Der Genozid von Srebrenica veranschaulicht, was passiert, wenn die auch dem Mord an Marwa El-Sherbini zu Grunde liegende Ideologie sich der Mittel eines Staates bedienen kann. Vor knapp einem Monat wurde das Gerichtsurteil gegen einen Träger dieser Ideologie und Verantwortlichen für das Massaker in Srebrenica, Ratko Mladić, in letzter Instanz bestätigt. 26 Jahre nach dem Verbrechen. In der Berichterstattung über das Gerichtsurteil wurde gerne erwähnt, dass Mladić in Serbien noch immer manchen als Held gilt, dass der Völkermord dort noch immer vielfach geleugnet wird und eine gesellschaftliche Aufarbeitung nicht stattgefunden hat.

Das ist ohne Zweifel richtig. Aber es ist unangebracht, lediglich mit dem Finger auf Serbien zu zeigen, wenn gleichzeitig ausgeblendet wird, dass der Geist Mladićs, der Geist hinter dem Morden in Srebrenica in auch in unserem Land noch Anhänger hat.

Eine Partei, die diesen Geist teilt, sitzt im Bundestag und in jedem deutschen Landtag. Die Partei, die erklärt, den Islam in den Worten von Björn Höcke hinter den Bosporus zurück drängen zu wollen, also ihn in Europa auszulöschen.

Es ist ein anderer zynischer Fall zeitlicher Nähe, dass der bis heute teilweise zu hörende bzw. zu lesende Begriff des „Euro-Islam“ Anfang der 1990er Jahre in die gesellschaftliche Diskussion eingeführt wurde. Also just, als der Völkermord an den Muslim*innen auf dem Balkan begann.

Davon was „Euro-Islam“ im Detail sein soll, gibt es sehr unterschiedliche Vorstellungen. Verbreitet ist jedoch die Vorstellung, ein Euro-Islam sei ein „liberaler“ Islam; in Abgrenzung zu einem dementsprechend nicht liberalen arabischen, asiatischen oder afrikanischen – in jedem Fall also fremdem – Islam. Ein Islam, der nicht deutlich präsent ist durch das Verhalten der Menschen, die ihm anhängen, durch Kleidung, durch religiöse Rituale oder Bauten. Ein solcher Islam müsse sich entwickeln, damit die Probleme mit der Integration von Muslim*innen in Europa gelöst werden könnten, heißt es.

Nun gab es natürlich nicht nur seit Jahrhunderten einen europäischen Islam - in dem Sinne, dass es autochthone Europäer waren, die ihm angehörten; sondern es gab sogar einen Euro-Islam in dem Sinne, dass vor allem in Ost- und Südosteuropa jahrzehntelange religiöse Verfolgung und Unterdrückung durch totalitäre anti-religiöse Systeme die Religion als sichtbaren Faktor im Leben der Menschen stark zurückgedrängt hatten.

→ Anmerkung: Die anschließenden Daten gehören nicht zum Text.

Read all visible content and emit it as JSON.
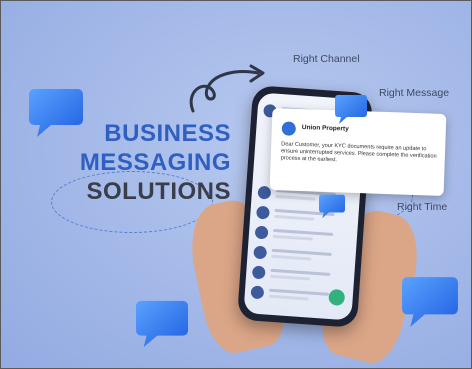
{
  "headline": {
    "line1": "BUSINESS",
    "line2": "MESSAGING",
    "line3": "SOLUTIONS"
  },
  "labels": {
    "channel": "Right Channel",
    "message": "Right Message",
    "time": "Right Time"
  },
  "message_card": {
    "sender": "Union Property",
    "body": "Dear Customer, your KYC documents require an update to ensure uninterrupted services. Please complete the verification process at the earliest."
  },
  "colors": {
    "background": "#a3b8e8",
    "headline_blue": "#2f5fc0",
    "headline_dark": "#3a3d4a",
    "bubble": "#2f7ef0"
  }
}
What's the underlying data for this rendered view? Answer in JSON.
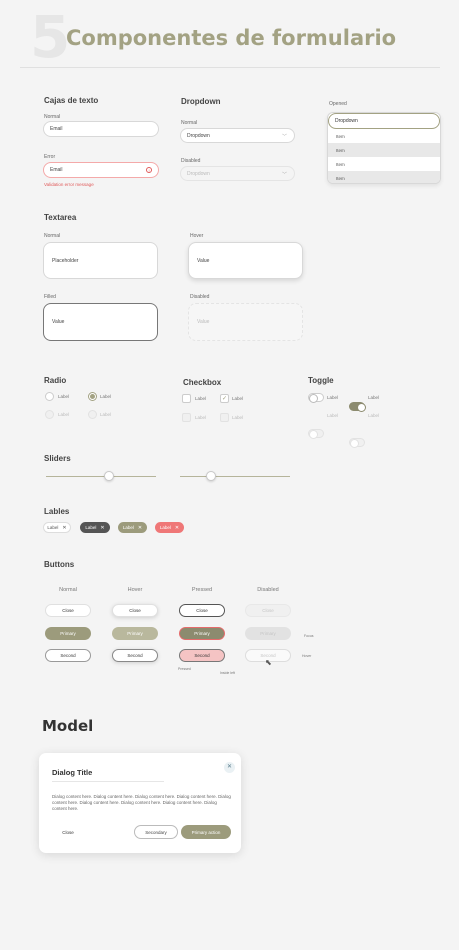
{
  "header": {
    "number": "5",
    "title": "Componentes de formulario"
  },
  "text_inputs": {
    "heading": "Cajas de texto",
    "normal": {
      "label": "Normal",
      "value": "Email"
    },
    "error": {
      "label": "Error",
      "value": "Email",
      "message": "Validation error message"
    }
  },
  "dropdown": {
    "heading": "Dropdown",
    "normal": {
      "label": "Normal",
      "value": "Dropdown"
    },
    "disabled": {
      "label": "Disabled",
      "value": "Dropdown"
    },
    "opened": {
      "label": "Opened",
      "value": "Dropdown",
      "items": [
        "Item",
        "Item",
        "Item",
        "Item"
      ]
    }
  },
  "textarea": {
    "heading": "Textarea",
    "normal": {
      "label": "Normal",
      "value": "Placeholder"
    },
    "hover": {
      "label": "Hover",
      "value": "Value"
    },
    "filled": {
      "label": "Filled",
      "value": "Value"
    },
    "disabled": {
      "label": "Disabled",
      "value": "Value"
    }
  },
  "radio": {
    "heading": "Radio",
    "labels": [
      "Label",
      "Label",
      "Label",
      "Label"
    ]
  },
  "checkbox": {
    "heading": "Checkbox",
    "labels": [
      "Label",
      "Label",
      "Label",
      "Label"
    ],
    "check_mark": "✓"
  },
  "toggle": {
    "heading": "Toggle",
    "labels": [
      "Label",
      "Label",
      "Label",
      "Label"
    ]
  },
  "sliders": {
    "heading": "Sliders",
    "values": [
      0.57,
      0.28
    ]
  },
  "labels_section": {
    "heading": "Lables",
    "chips": [
      "Label",
      "Label",
      "Label",
      "Label"
    ],
    "close": "✕"
  },
  "buttons": {
    "heading": "Buttons",
    "columns": [
      "Normal",
      "Hover",
      "Pressed",
      "Disabled"
    ],
    "close": "Close",
    "primary": "Primary",
    "second": "Second",
    "notes": {
      "focus": "Focus",
      "hover": "Hover",
      "pressed_left": "Pressed",
      "pressed_right": "Inside left"
    }
  },
  "model": {
    "heading": "Model",
    "dialog": {
      "title": "Dialog Title",
      "close_icon": "✕",
      "body": "Dialog content here. Dialog content here. Dialog content here. Dialog content here. Dialog content here. Dialog content here. Dialog content here. Dialog content here. Dialog content here.",
      "close": "Close",
      "secondary": "Secondary",
      "primary": "Primary action"
    }
  },
  "colors": {
    "accent": "#a3a283",
    "accent_dark": "#8c8b6f",
    "error": "#e56b6b",
    "dark_chip": "#555555"
  }
}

Religiöse Rituale im Alltagsleben, sichtbar religiöse Kleidung und ähnliches waren kaum zu bemerken, religiöse Organisationen mit gesellschaftlichem oder politischem Einfluss unterdrückt, die Religion vielfach, wie es heißt, auf Geburten, Hochzeiten und Todesfälle beschränkt.
Je nach Sichtweise kann man das begrüßen oder beklagen, aber, dass es so war, ist Tatsache.

Nur „geholfen“ hat es den muslimischen Europäer*innen, die in den Jahren der Balkan-Kriege zu zehntausenden ermordet und vergewaltigt wurden, nichts. Die Mörder wie Mladić fragten nicht nach persönlicher Religiösität, nach Zugehörigkeit zu religiösen Organisationen oder nach islamistischen Einstellungen, als es ans Töten ging.

Die Familie, in die man hineingeboren worden war, der Name den Mann trug genügten, um den Tod zu verdienen.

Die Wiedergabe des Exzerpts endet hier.